Golf is an individual sport, but the Mizzou women’s team fosters a sense of community with regular meetings during which members don’t talk just about technique, but also about life itself. Meek was quiet in those early meetings — she spent the time instead repeatedly reviewing shots she had made. She judged her days solely on the numbers she recorded on the course and considered it a good day only if she had a good round.

Through many hours of work and team conviviality, Meek finished her freshman season with the record freshman stroke average of 76. She posted impressive numbers every season, but had her best season of all during her junior year. She now felt more comfortable in America and had found confidence on the golf course. During the Tigers’ Johnie Imes Invitational home tournament, her most memorable yet, everything went right. She stayed under par, but most of all, she had fun. She quit counting her score at each hole and stayed present to enjoy the game. But as she walked the final three holes with Coach Coop, her arms feeling like jelly, Meek wondered whether she could keep up the extraordinary pace she had set for herself. On the 16th hole, she drove the ball 112 yards over a large pond, landing about 15 feet from the pin. She placed first, won her first collegiate tournament and set a 54-hole program record by 
shooting 15 under par.

“It took me awhile to realize just how difficult golf is,” Meek says. “I thought it was supposed to be the stress reliever, the place where I go out and leave it all on the fairway.

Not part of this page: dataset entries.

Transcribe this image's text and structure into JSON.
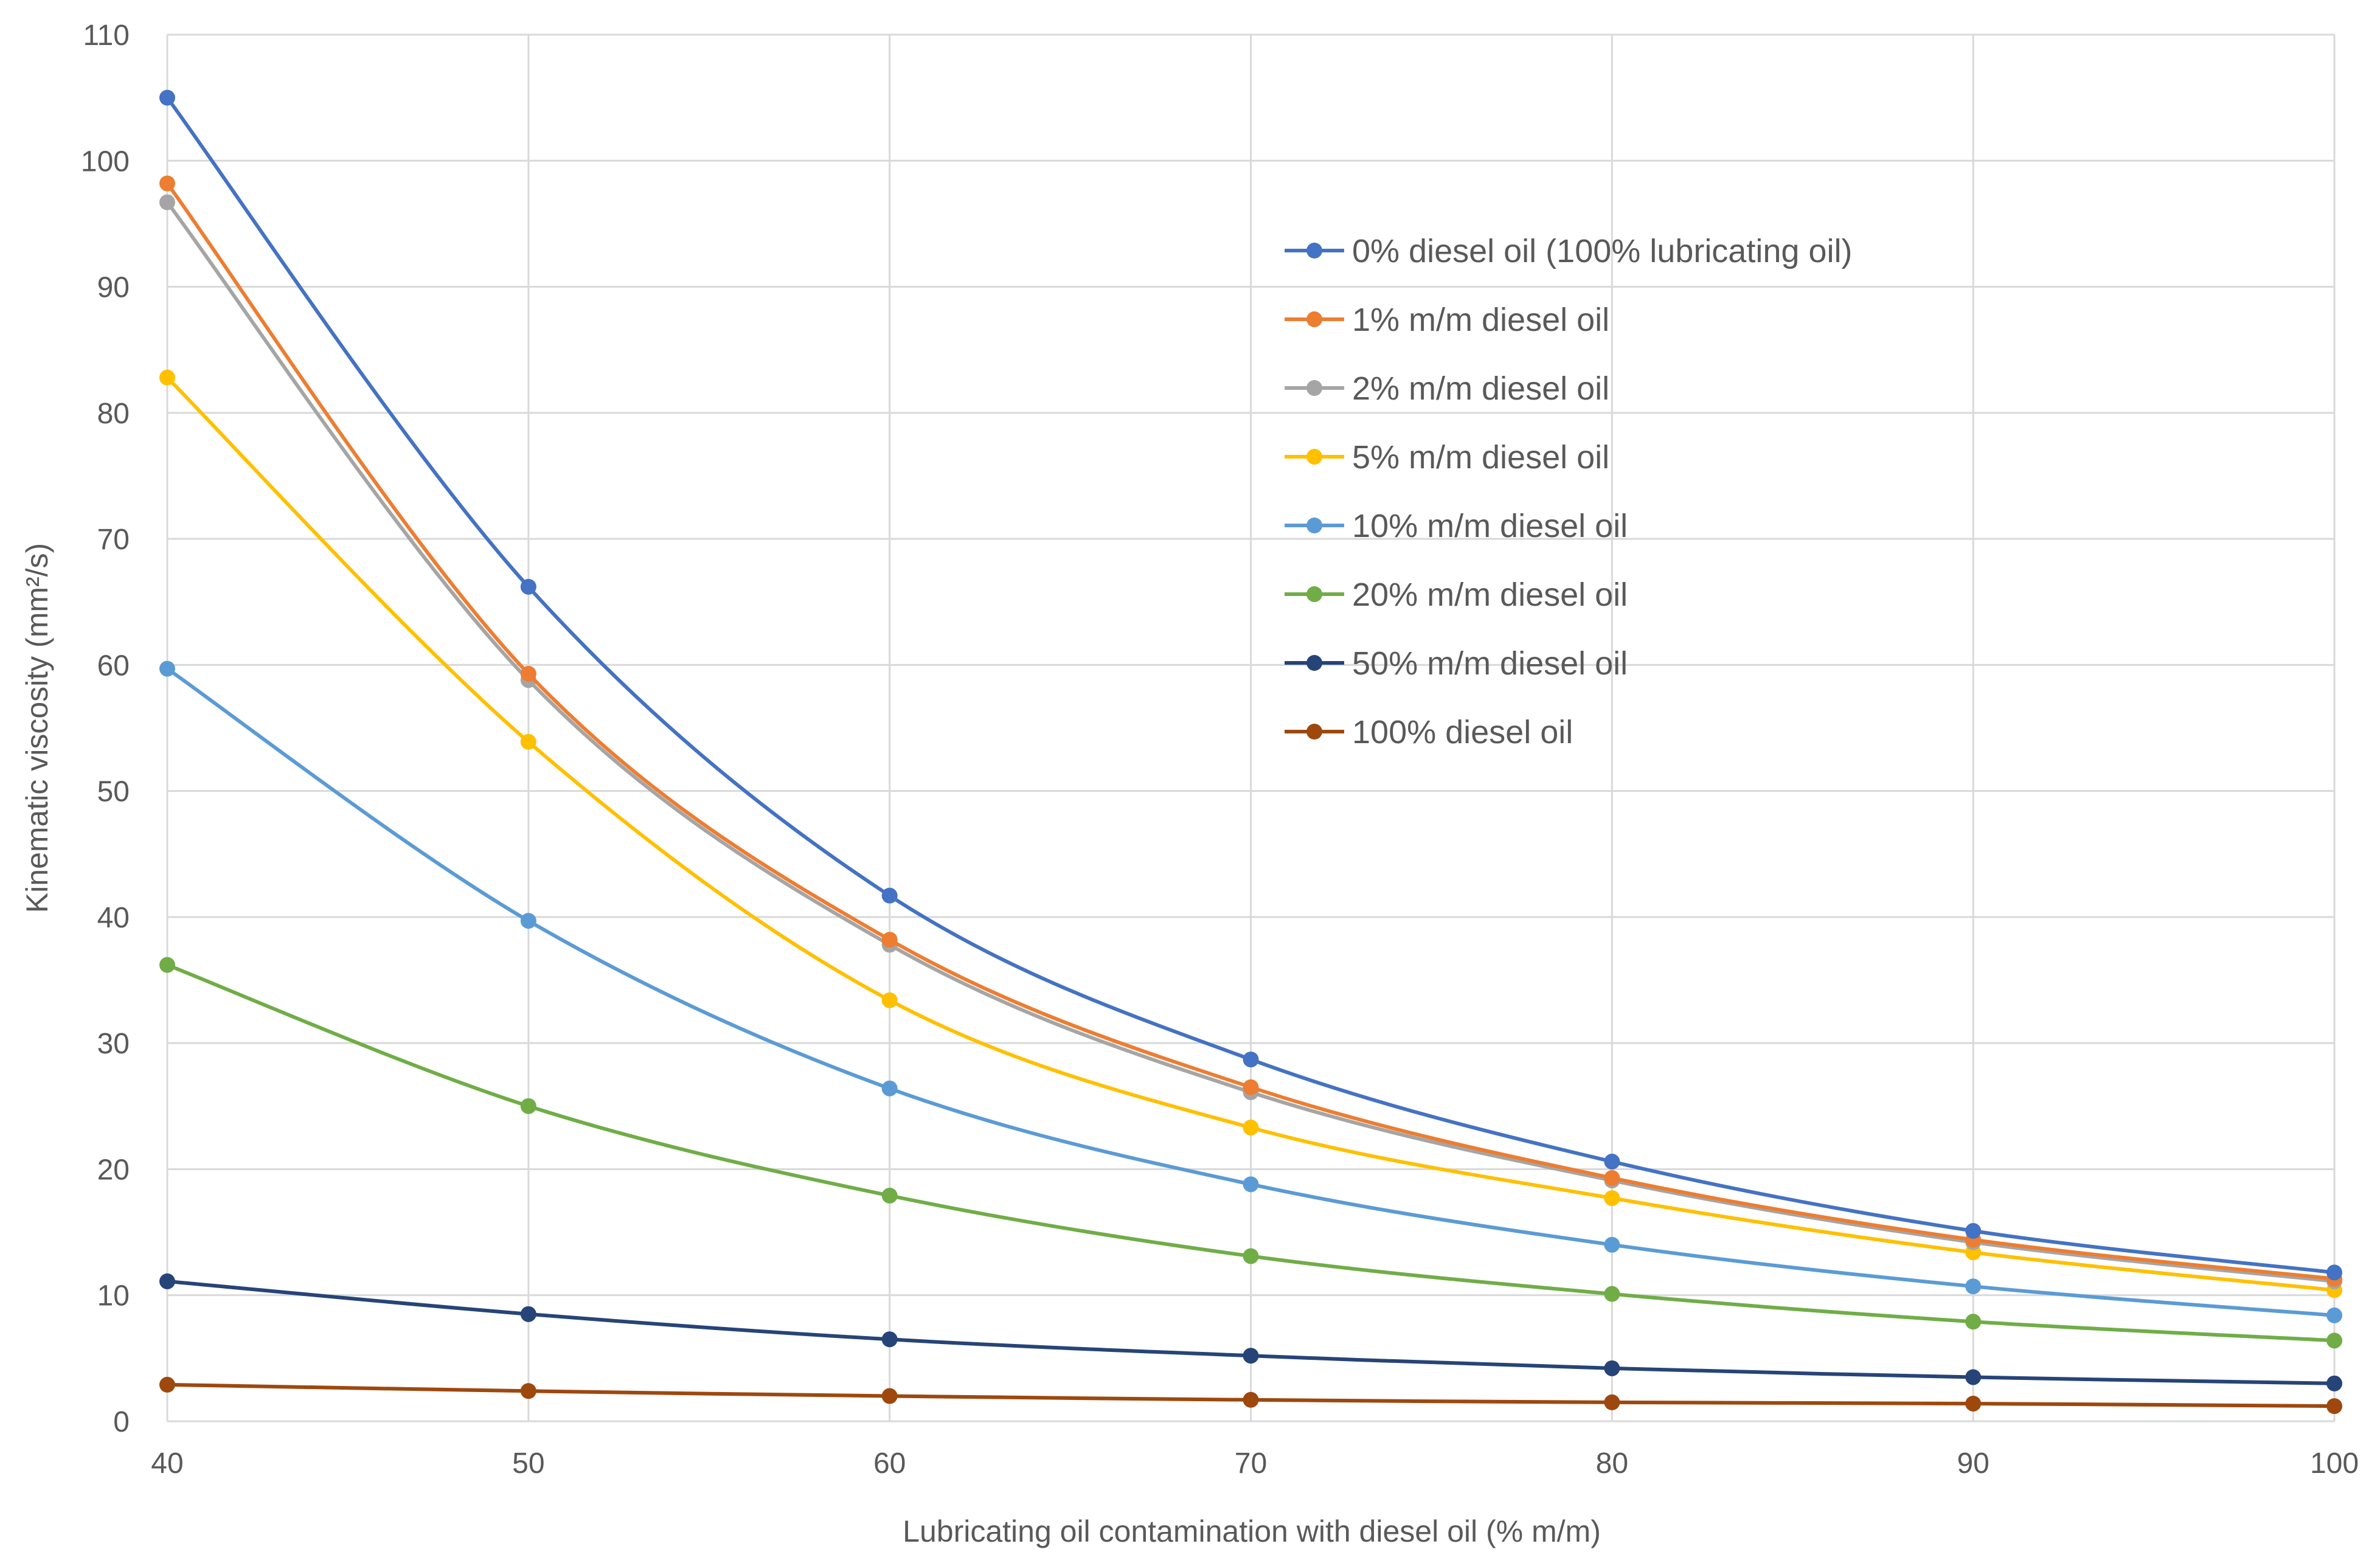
{
  "chart_data": {
    "type": "line",
    "title": "",
    "xlabel": "Lubricating oil contamination with diesel oil (% m/m)",
    "ylabel": "Kinematic viscosity (mm²/s)",
    "x": [
      40,
      50,
      60,
      70,
      80,
      90,
      100
    ],
    "xlim": [
      40,
      100
    ],
    "ylim": [
      0,
      110
    ],
    "xticks": [
      40,
      50,
      60,
      70,
      80,
      90,
      100
    ],
    "yticks": [
      0,
      10,
      20,
      30,
      40,
      50,
      60,
      70,
      80,
      90,
      100,
      110
    ],
    "grid": true,
    "legend_position": "upper-right-inside",
    "series": [
      {
        "name": "0% diesel oil (100% lubricating oil)",
        "color": "#4472C4",
        "values": [
          105.0,
          66.2,
          41.7,
          28.7,
          20.6,
          15.1,
          11.8
        ]
      },
      {
        "name": "1% m/m diesel oil",
        "color": "#ED7D31",
        "values": [
          98.2,
          59.3,
          38.2,
          26.5,
          19.3,
          14.4,
          11.3
        ]
      },
      {
        "name": "2% m/m diesel oil",
        "color": "#A5A5A5",
        "values": [
          96.7,
          58.8,
          37.8,
          26.1,
          19.1,
          14.2,
          11.1
        ]
      },
      {
        "name": "5% m/m diesel oil",
        "color": "#FFC000",
        "values": [
          82.8,
          53.9,
          33.4,
          23.3,
          17.7,
          13.4,
          10.4
        ]
      },
      {
        "name": "10% m/m diesel oil",
        "color": "#5B9BD5",
        "values": [
          59.7,
          39.7,
          26.4,
          18.8,
          14.0,
          10.7,
          8.4
        ]
      },
      {
        "name": "20% m/m diesel oil",
        "color": "#70AD47",
        "values": [
          36.2,
          25.0,
          17.9,
          13.1,
          10.1,
          7.9,
          6.4
        ]
      },
      {
        "name": "50% m/m diesel oil",
        "color": "#264478",
        "values": [
          11.1,
          8.5,
          6.5,
          5.2,
          4.2,
          3.5,
          3.0
        ]
      },
      {
        "name": "100% diesel oil",
        "color": "#9E480E",
        "values": [
          2.9,
          2.4,
          2.0,
          1.7,
          1.5,
          1.4,
          1.2
        ]
      }
    ]
  }
}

I taught myself to be in the moment with that shot, hit it, then think about the next shot. And not get too ahead of myself.”

Golf is a game with the smallest margins and misses, so Meek, with dyslexia, must still pay careful attention to the details. She often flubs numbers, so she relies on coaches and teammates to help 
call her out.

“I was recently playing with a teammate and read that it was 135 to the pin. But it said 153. It’s stressful sometimes, especially in the middle of the semester, when classes and the season are in full swing and I can’t make sense of my notes,” she says.

But Ryan King, her academic counselor, has always been impressed by Meek’s work ethic and determination, especially in a major like sports management, which he says isn’t easy. But most of all, he’s encouraged by how much she’s 
grown as a leader.

“She came to me pretty quiet and nervous about being able to keep up,” King says. “I’m so impressed by how vocal she is now, and how she encourages the other members of her team to go to study sessions and keep up with their work.”

Because Meek has struggled in the classroom, she’s developed a work ethic that directly translates to the effort she puts in on the golf course. It helps her relate to her teammates — everyone struggles in different ways. As the only senior on the team, Meek has become a role model for the younger members, setting the tone for practices 
and tournaments.

“When you’re a freshman or sophomore, you think you’re the only one experiencing the low points of college golf,” she says. “But the people who have come before you have been in the same spot. I try to highlight the good things everyone does, because a compliment can change someone’s day.”

At the end of the day, as Meek has learned, it’s not about the score, but about being a good person. She credits Coach Coop for helping her learn how to be a “good human.” This year, Meek has learned to embrace those ‘off days’ — that they happen to everyone and hardly define a golf career, a lesson she’ll need as she prepares to go pro.

As Coach Coop reminds her, it can take years for athletes to play at the professional level, but after her graduation in May, Meek has decided to head to Qualifying School (or “q school”)  to qualify for the LPGA. “I know it’s not going to be easy,” she says. “I’ve thought about every possible scenario. But I’ve loved playing in the U.S., and would love to continue my career here.”

She knows good things can happen when you take a big swing.